Defending Basque privileges remained linked to the Carlist cause in the nineteenth century. The successive defeats of the absolutists led to the abolition of the charters in 1876. In Biscay, the bourgeoisie, enriched by the emerging Industrial Revolution, was not the social field in which Basque nationalism was born.
The Basque Nationalist Party, PNV (Euzko Alderdi Jeltzalea, EAJ), was founded by Sabino Arana Goiri in 1895. This man, born into an ultra-Catholic Carlist family, formulated the ideological foundations of Basque nationalism:
- Independence of Euskadi and creation of an independent Basque state that would include seven territories: four Spanish (Biscay, Gipuzkoa, Álava, Navarre) and three French (Labourd, Lower Navarre, and Soule).
- Radical anti-Spanish sentiment.
- Exaltation of the Basque ethnicity and a search for the maintenance of racial purity. This racist attitude implied opposition to marriage between Basques and Maketos (people from other parts of Spain), and rejection and contempt for these immigrants, mostly industrial workers.
- Religious fundamentalism: Arana said, "Euskadi will be established on a complete and unconditional release of political subordination to the religious, the Church to the State." The PNV motto is "God and Old Laws," a clear element of continuity with Carlism.

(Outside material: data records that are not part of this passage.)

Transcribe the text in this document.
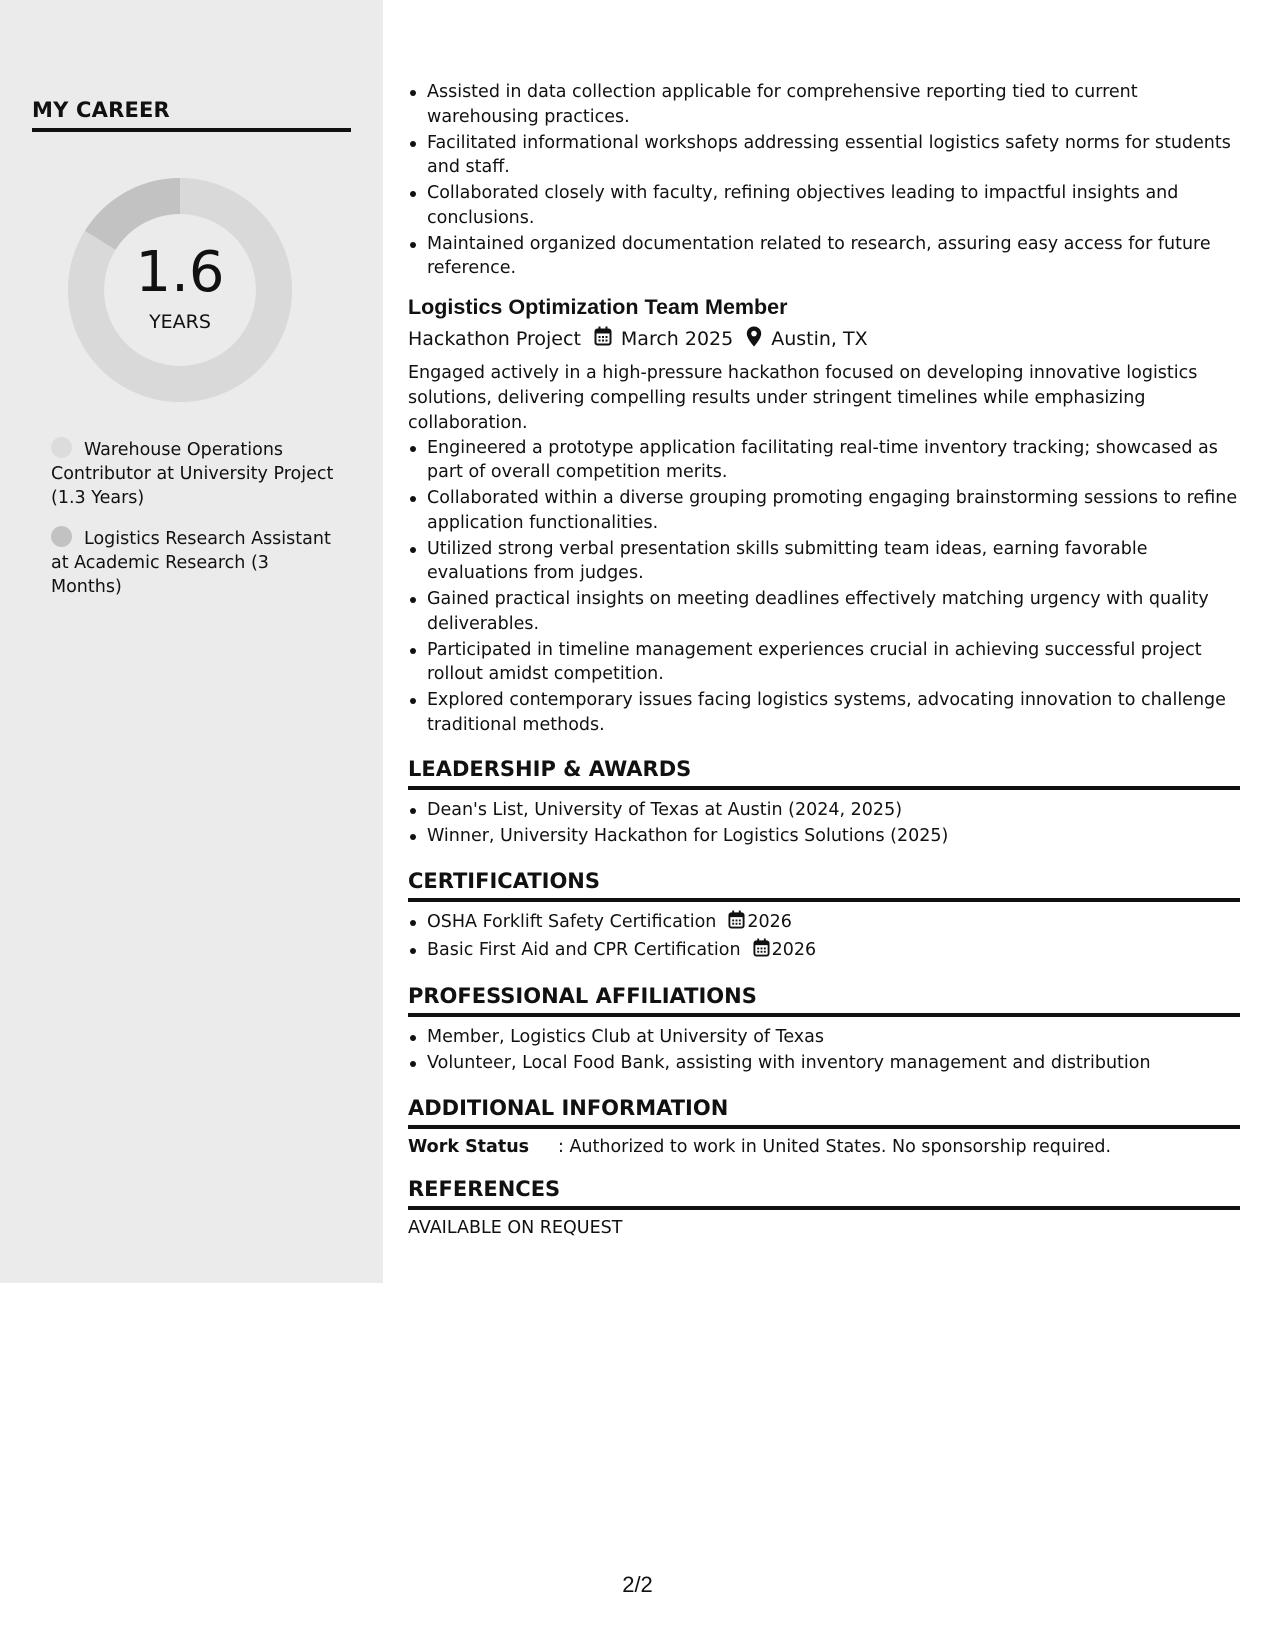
MY CAREER
1.6
YEARS
Warehouse Operations Contributor at University Project (1.3 Years)
Logistics Research Assistant at Academic Research (3 Months)
Assisted in data collection applicable for comprehensive reporting tied to current warehousing practices.
Facilitated informational workshops addressing essential logistics safety norms for students and staff.
Collaborated closely with faculty, refining objectives leading to impactful insights and conclusions.
Maintained organized documentation related to research, assuring easy access for future reference.
Logistics Optimization Team Member
Hackathon Project March 2025 Austin, TX

Engaged actively in a high-pressure hackathon focused on developing innovative logistics solutions, delivering compelling results under stringent timelines while emphasizing collaboration.

Engineered a prototype application facilitating real-time inventory tracking; showcased as part of overall competition merits.
Collaborated within a diverse grouping promoting engaging brainstorming sessions to refine application functionalities.
Utilized strong verbal presentation skills submitting team ideas, earning favorable evaluations from judges.
Gained practical insights on meeting deadlines effectively matching urgency with quality deliverables.
Participated in timeline management experiences crucial in achieving successful project rollout amidst competition.
Explored contemporary issues facing logistics systems, advocating innovation to challenge traditional methods.
LEADERSHIP & AWARDS
Dean's List, University of Texas at Austin (2024, 2025)
Winner, University Hackathon for Logistics Solutions (2025)
CERTIFICATIONS
OSHA Forklift Safety Certification 2026
Basic First Aid and CPR Certification 2026
PROFESSIONAL AFFILIATIONS
Member, Logistics Club at University of Texas
Volunteer, Local Food Bank, assisting with inventory management and distribution
ADDITIONAL INFORMATION
Work Status	: Authorized to work in United States. No sponsorship required.
REFERENCES
AVAILABLE ON REQUEST
2/2
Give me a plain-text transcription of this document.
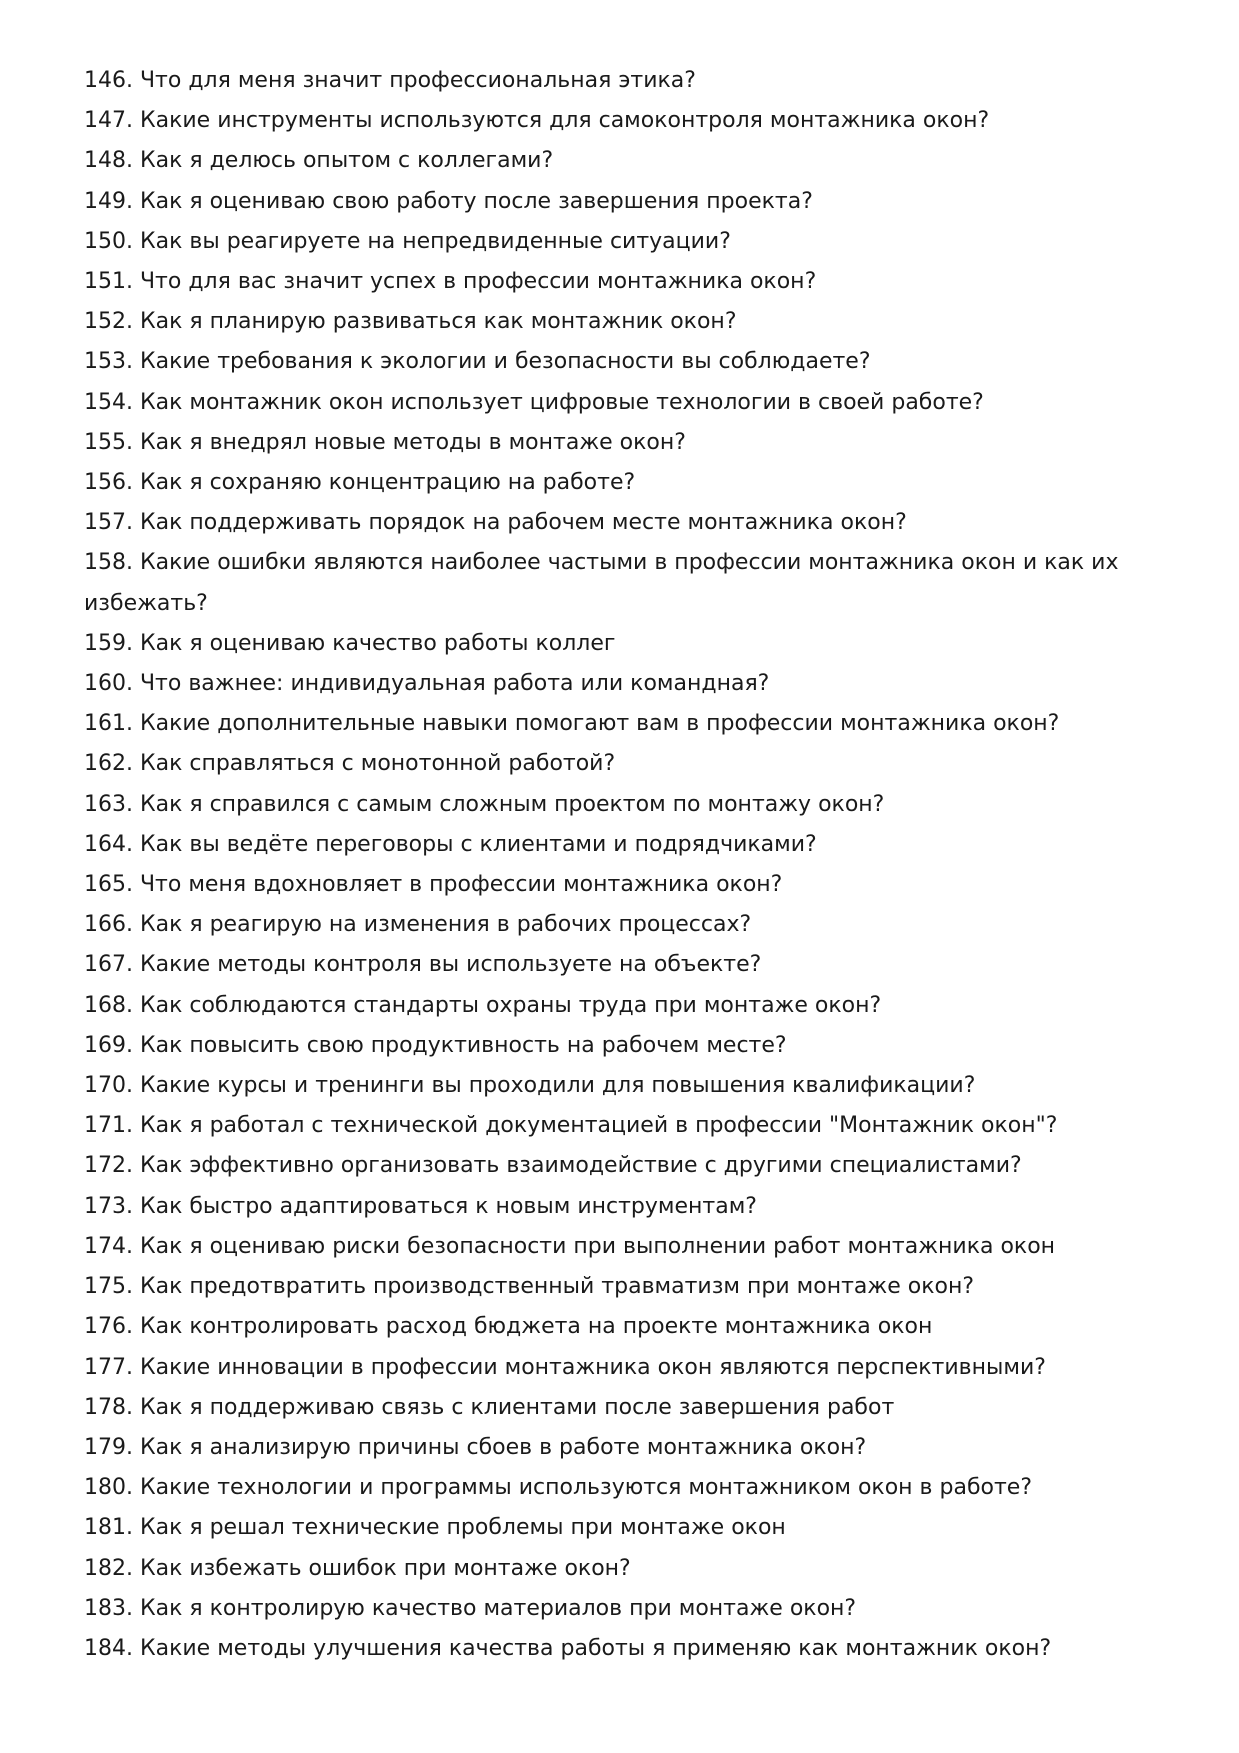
146. Что для меня значит профессиональная этика?

147. Какие инструменты используются для самоконтроля монтажника окон?

148. Как я делюсь опытом с коллегами?

149. Как я оцениваю свою работу после завершения проекта?

150. Как вы реагируете на непредвиденные ситуации?

151. Что для вас значит успех в профессии монтажника окон?

152. Как я планирую развиваться как монтажник окон?

153. Какие требования к экологии и безопасности вы соблюдаете?

154. Как монтажник окон использует цифровые технологии в своей работе?

155. Как я внедрял новые методы в монтаже окон?

156. Как я сохраняю концентрацию на работе?

157. Как поддерживать порядок на рабочем месте монтажника окон?

158. Какие ошибки являются наиболее частыми в профессии монтажника окон и как их избежать?

159. Как я оцениваю качество работы коллег

160. Что важнее: индивидуальная работа или командная?

161. Какие дополнительные навыки помогают вам в профессии монтажника окон?

162. Как справляться с монотонной работой?

163. Как я справился с самым сложным проектом по монтажу окон?

164. Как вы ведёте переговоры с клиентами и подрядчиками?

165. Что меня вдохновляет в профессии монтажника окон?

166. Как я реагирую на изменения в рабочих процессах?

167. Какие методы контроля вы используете на объекте?

168. Как соблюдаются стандарты охраны труда при монтаже окон?

169. Как повысить свою продуктивность на рабочем месте?

170. Какие курсы и тренинги вы проходили для повышения квалификации?

171. Как я работал с технической документацией в профессии "Монтажник окон"?

172. Как эффективно организовать взаимодействие с другими специалистами?

173. Как быстро адаптироваться к новым инструментам?

174. Как я оцениваю риски безопасности при выполнении работ монтажника окон

175. Как предотвратить производственный травматизм при монтаже окон?

176. Как контролировать расход бюджета на проекте монтажника окон

177. Какие инновации в профессии монтажника окон являются перспективными?

178. Как я поддерживаю связь с клиентами после завершения работ

179. Как я анализирую причины сбоев в работе монтажника окон?

180. Какие технологии и программы используются монтажником окон в работе?

181. Как я решал технические проблемы при монтаже окон

182. Как избежать ошибок при монтаже окон?

183. Как я контролирую качество материалов при монтаже окон?

184. Какие методы улучшения качества работы я применяю как монтажник окон?
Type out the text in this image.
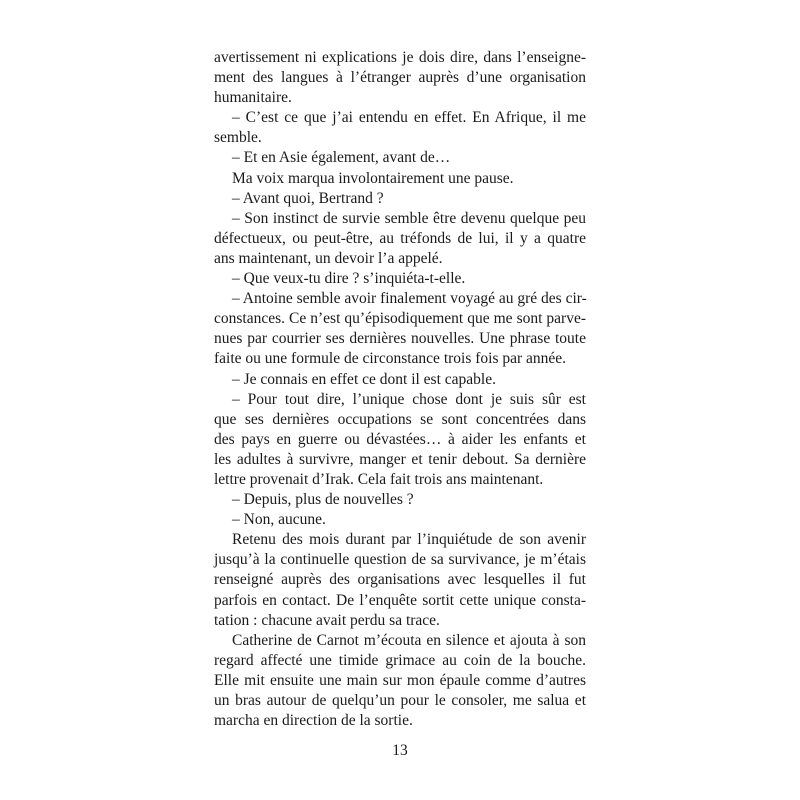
avertissement ni explications je dois dire, dans l’enseigne-
ment des langues à l’étranger auprès d’une organisation
humanitaire.
– C’est ce que j’ai entendu en effet. En Afrique, il me
semble.
– Et en Asie également, avant de…
Ma voix marqua involontairement une pause.
– Avant quoi, Bertrand ?
– Son instinct de survie semble être devenu quelque peu
défectueux, ou peut-être, au tréfonds de lui, il y a quatre
ans maintenant, un devoir l’a appelé.
– Que veux-tu dire ? s’inquiéta-t-elle.
– Antoine semble avoir finalement voyagé au gré des cir-
constances. Ce n’est qu’épisodiquement que me sont parve-
nues par courrier ses dernières nouvelles. Une phrase toute
faite ou une formule de circonstance trois fois par année.
– Je connais en effet ce dont il est capable.
– Pour tout dire, l’unique chose dont je suis sûr est
que ses dernières occupations se sont concentrées dans
des pays en guerre ou dévastées… à aider les enfants et
les adultes à survivre, manger et tenir debout. Sa dernière
lettre provenait d’Irak. Cela fait trois ans maintenant.
– Depuis, plus de nouvelles ?
– Non, aucune.
Retenu des mois durant par l’inquiétude de son avenir
jusqu’à la continuelle question de sa survivance, je m’étais
renseigné auprès des organisations avec lesquelles il fut
parfois en contact. De l’enquête sortit cette unique consta-
tation : chacune avait perdu sa trace.
Catherine de Carnot m’écouta en silence et ajouta à son
regard affecté une timide grimace au coin de la bouche.
Elle mit ensuite une main sur mon épaule comme d’autres
un bras autour de quelqu’un pour le consoler, me salua et
marcha en direction de la sortie.
13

Social and Geographical Influence
Basque nationalism had mixed social and geographical influence. It spread especially among the small and middle bourgeoisie, and in the countryside. The great industrial and financial bourgeoisie distanced itself from nationalism, and the proletariat, mostly from other regions of Spain, largely embraced socialism. It spread in Biscay and Gipuzkoa. Its influence on Álava and Navarre was much smaller. Galician and Valencian nationalism were, finally, very minor phenomena.